Because the pre-recorded patterns only probabilistically match with the observed ones, a very large data set would likely contain some false matches. Dubin explained that while his study observed zero false-positive with a sample size of 2000 videos, drastically increasing the amount of titles may increase this number because “the Bit-Per-Peak feature may not be 100% unique.”
While this analysis could theoretically apply to other services and types of data as well (think Netflix, Facebook, or Spotify), Dubin won’t speculate about which other services could be vulnerable. But he says he may be planning his next research projects around services such as these.
How to protect your YouTube activity from being tracked
While YouTube theoretically could add obfuscation to their videos, Ran Dubin has advice on how you can protect yourself today:
“You can use VPN [or] you can use Tor networks to make identification much harder.”

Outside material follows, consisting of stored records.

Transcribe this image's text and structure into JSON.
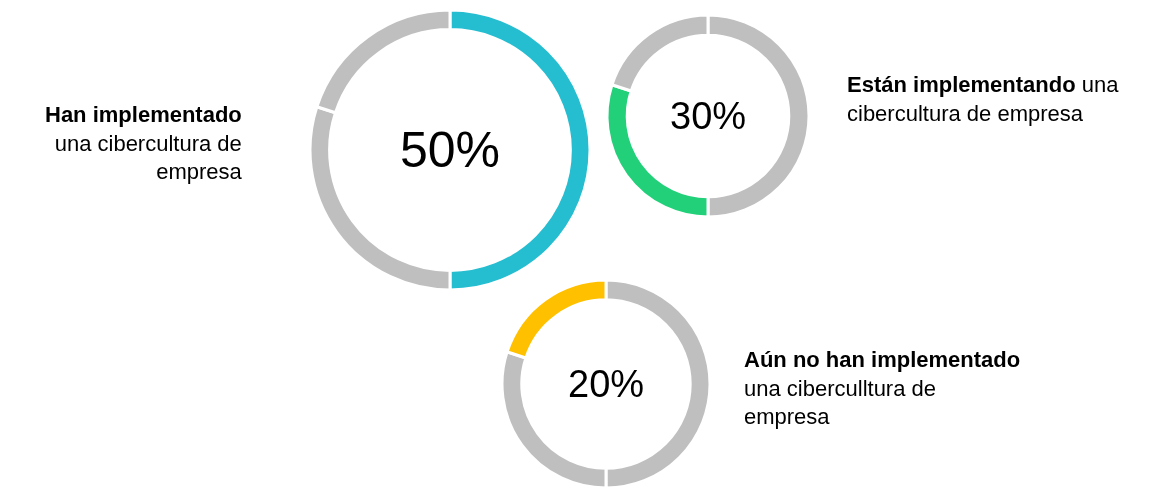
{
  "chart_data": [
    {
      "type": "donut",
      "categories": [
        null,
        null,
        null
      ],
      "values": [
        50,
        30,
        20
      ],
      "colors": [
        "#25bdd0",
        "#bfbfbf",
        "#bfbfbf"
      ],
      "annotations": [
        "50%",
        "Han implementado",
        "\nuna cibercultura de\nempresa"
      ]
    },
    {
      "type": "donut",
      "categories": [
        null,
        null,
        null
      ],
      "values": [
        50,
        30,
        20
      ],
      "colors": [
        "#bfbfbf",
        "#22d07a",
        "#bfbfbf"
      ],
      "annotations": [
        "30%",
        "Están implementando",
        " una\ncibercultura de empresa"
      ]
    },
    {
      "type": "donut",
      "categories": [
        null,
        null,
        null
      ],
      "values": [
        50,
        30,
        20
      ],
      "colors": [
        "#bfbfbf",
        "#bfbfbf",
        "#ffc000"
      ],
      "annotations": [
        "20%",
        "Aún no han implementado",
        "\nuna ciberculltura de\nempresa"
      ]
    }
  ]
}
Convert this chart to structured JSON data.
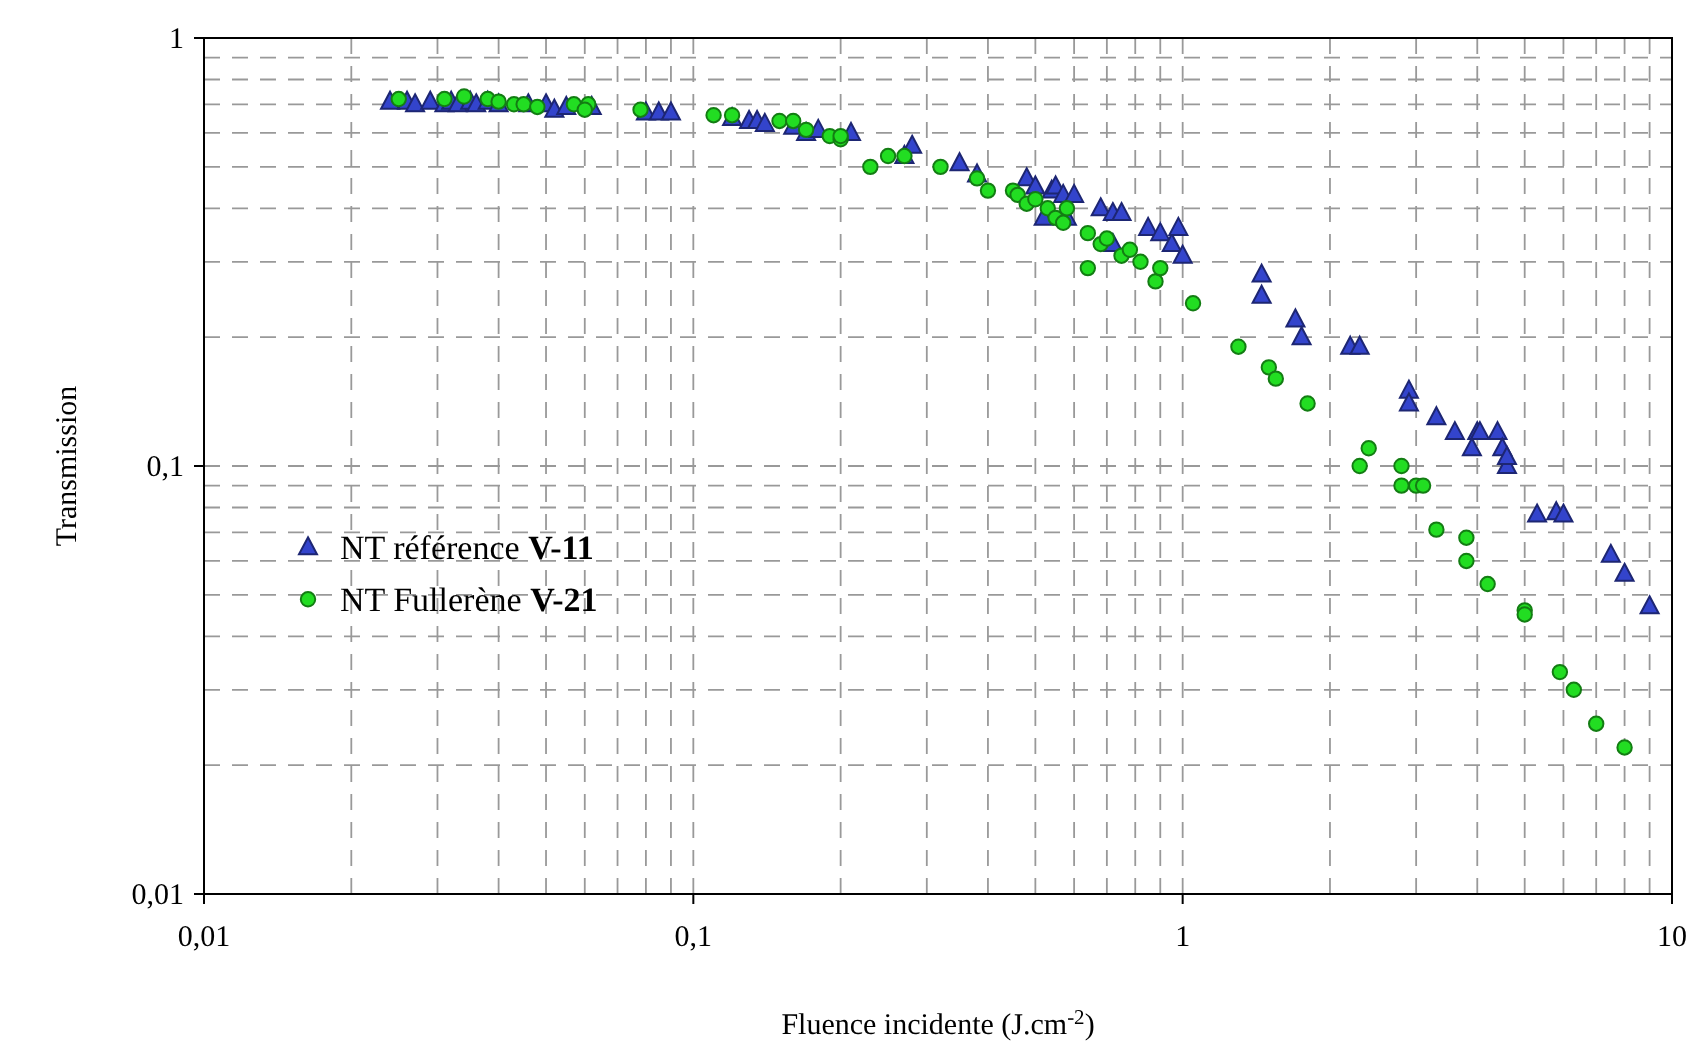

Using a network like Tor or a VPN removes the immediate tool of identification: your IP address. By using a VPN, an observer would still be able to see which video was watched from the VPN server, but that traffic would be mixed in with hundreds of other users’ traffic, thwarting the ability to determine who was watching and from where.
Going back to the package metaphor, a VPN or Tor essentially creates a reshipment warehouse to which all packages are addressed and sent. Inside, they are accumulated, repackaged, and the occasional stuffing is added for further obfuscation. As the repackaged goods are sent to your home, an observer can no longer make a guess as to what is inside or who sent the packages.
Your ISP, or any other observer between you and your VPN provider, would see even less information. Due to obfuscation measures applied by modern VPN apps, your traffic patterns would no longer match the ones they may have pre-recorded, rendering the data they collect from you meaningless.
Beware of your metadata!
Even encrypted data carries along metadata. When you stream a YouTube video over HTTPS, this metadata comes in the form of timestamps, IP addresses, video size, video length, and—as Dubin has shown—the pattern with which the data gets transmitted.
Proxy networks like the Tor network or VPNs can help strip that metadata by either obfuscating it or by routing it through layers of proxies.